What I really couldn't understand at the time was that the constellation of symptoms I was exhibiting was exactly normal for someone whose loved one had died suddenly and traumatically. I was sad, depressed, listless, and touchy. I could barely function. And I did weird things. It felt so crazy that I figured the grief counselor would have to agree with me at some point and institutionalize me.
So I would tell him about my off-the-wall thoughts and actions. Like scrounging through the garbage cans to find glass containers to throw on the patio, so that they shattered into tiny pieces. "Normal." Like making grilled cheese sandwiches for dinner every single night for a month, because I didn't have the energy or creativity to do anything different. "Normal." Like begging God to let me be the one to die in Brad's place and bring him back to life instead. But guess what? "Normal."
Finally, in exasperation, I asked what it would take for me to shock the counselor with something abnormal. What would get his attention and worry him? The answer was, "If you came in happy, carefree, and exuberant, that would be abnormal for the current circumstances of your life. And that would worry me."
The light bulb finally went on. If I hadn't been behaving and feeling as I did at this point in time, that would not have been normal-in fact, it would have been abnormal. But this strange "normal" was not what I was accustomed to. It didn't fit. It didn't feel right. And I hated it.
It took a long time to come to terms with the fact that I had no say in the matter of Brad's death. It took a lot of talking and writing and crying. I am still not "okay" with the fact that he is gone. But at this point I realize that there is nothing I can do to get the old life and the old normal back.
Many who have mourned a significant loss have come to realize this, as well, and we call the place where we find ourselves now our "new normal." I know this because when I attend TAPS events, I find people who are experiencing the same feelings I have. We talk about the bizarre, aberrational things we have done in our grieving. We sometimes find that we have even done the same strange things. And since a majority of us discover that our reactions are similar, we are in fact setting the benchmark for what is now "normal."

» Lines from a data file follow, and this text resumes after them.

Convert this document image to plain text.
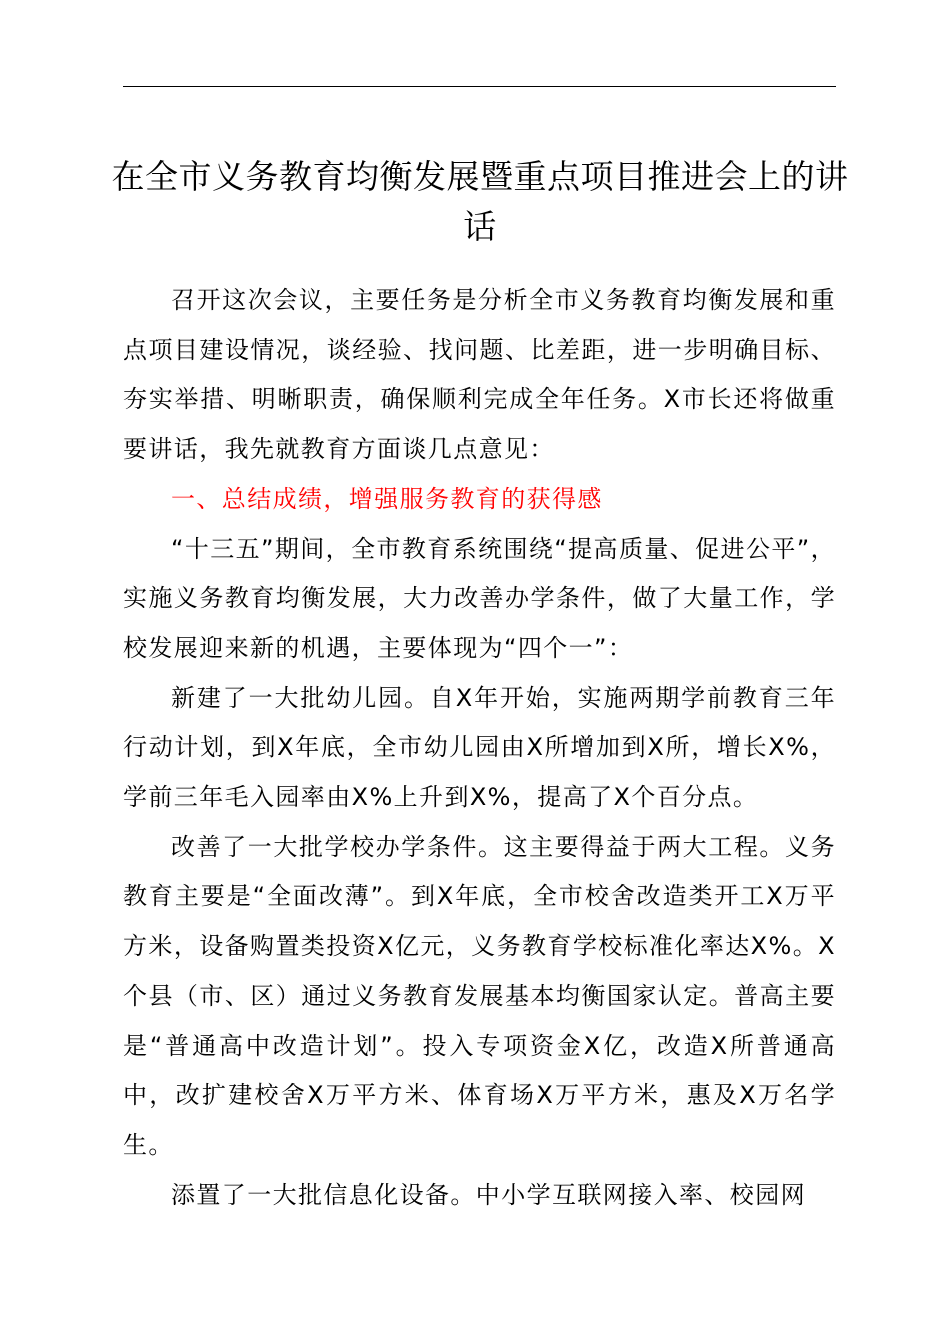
在全市义务教育均衡发展暨重点项目推进会上的讲话

召开这次会议，主要任务是分析全市义务教育均衡发展和重点项目建设情况，谈经验、找问题、比差距，进一步明确目标、夯实举措、明晰职责，确保顺利完成全年任务。X市长还将做重要讲话，我先就教育方面谈几点意见：

一、总结成绩，增强服务教育的获得感

“十三五”期间，全市教育系统围绕“提高质量、促进公平”，实施义务教育均衡发展，大力改善办学条件，做了大量工作，学校发展迎来新的机遇，主要体现为“四个一”：

新建了一大批幼儿园。自X年开始，实施两期学前教育三年行动计划，到X年底，全市幼儿园由X所增加到X所，增长X%，学前三年毛入园率由X%上升到X%，提高了X个百分点。

改善了一大批学校办学条件。这主要得益于两大工程。义务教育主要是“全面改薄”。到X年底，全市校舍改造类开工X万平方米，设备购置类投资X亿元，义务教育学校标准化率达X%。X个县（市、区）通过义务教育发展基本均衡国家认定。普高主要是“普通高中改造计划”。投入专项资金X亿，改造X所普通高中，改扩建校舍X万平方米、体育场X万平方米，惠及X万名学生。

添置了一大批信息化设备。中小学互联网接入率、校园网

After the initial shock and numbness wore off, we were left with pain, turmoil, confusion, hopelessness on some days, depression on other days, and sadness much of the time. Finding each other helps us because we can share in the remnants of joy when we find them, and we can also understand and be there for each other on the not-so-wonderful days: the holidays, the angelversaries, the birthdays, and the inexplicably painful days. We find that although we can't go back to our old way of life, we can go forward. Together.
After ten years, I think I have adjusted to the absence of Brad's presence. Life is different from what it was before. So much so that we divide time by "before" and "after" the death. Time has moved on. We have found ways to cope with the pain and absorb our new circumstances. We have begun to find hope and meaning in our lives.
As we continue to move forward, living our lives for lack of anything better to do, we find that there are times of joy, unwarranted happiness, and feelings of well-being that spring up at odd moments. Those times make me recollect the "old normal." But they don't take me back there, because somehow the new feelings are shadowed by loss, tempered by the knowledge of death, anchored by the sadness of missing the way we were. I don't think the weight of sadness will ever vanish entirely. But we are stronger and better able to bear the weight. We are better at lifting the load.
We know that we can live with the pain of absence. We are able to reach back into the darkness and extend our hands to help others, sharing their similar loads. We find new purpose. We discover that the things in which we find meaning are different. Events and circumstances that bring us comfort, joy, and laughter are different.
This is our new normal. But it's our normal now. And it's so much more important than the setting on the dryer.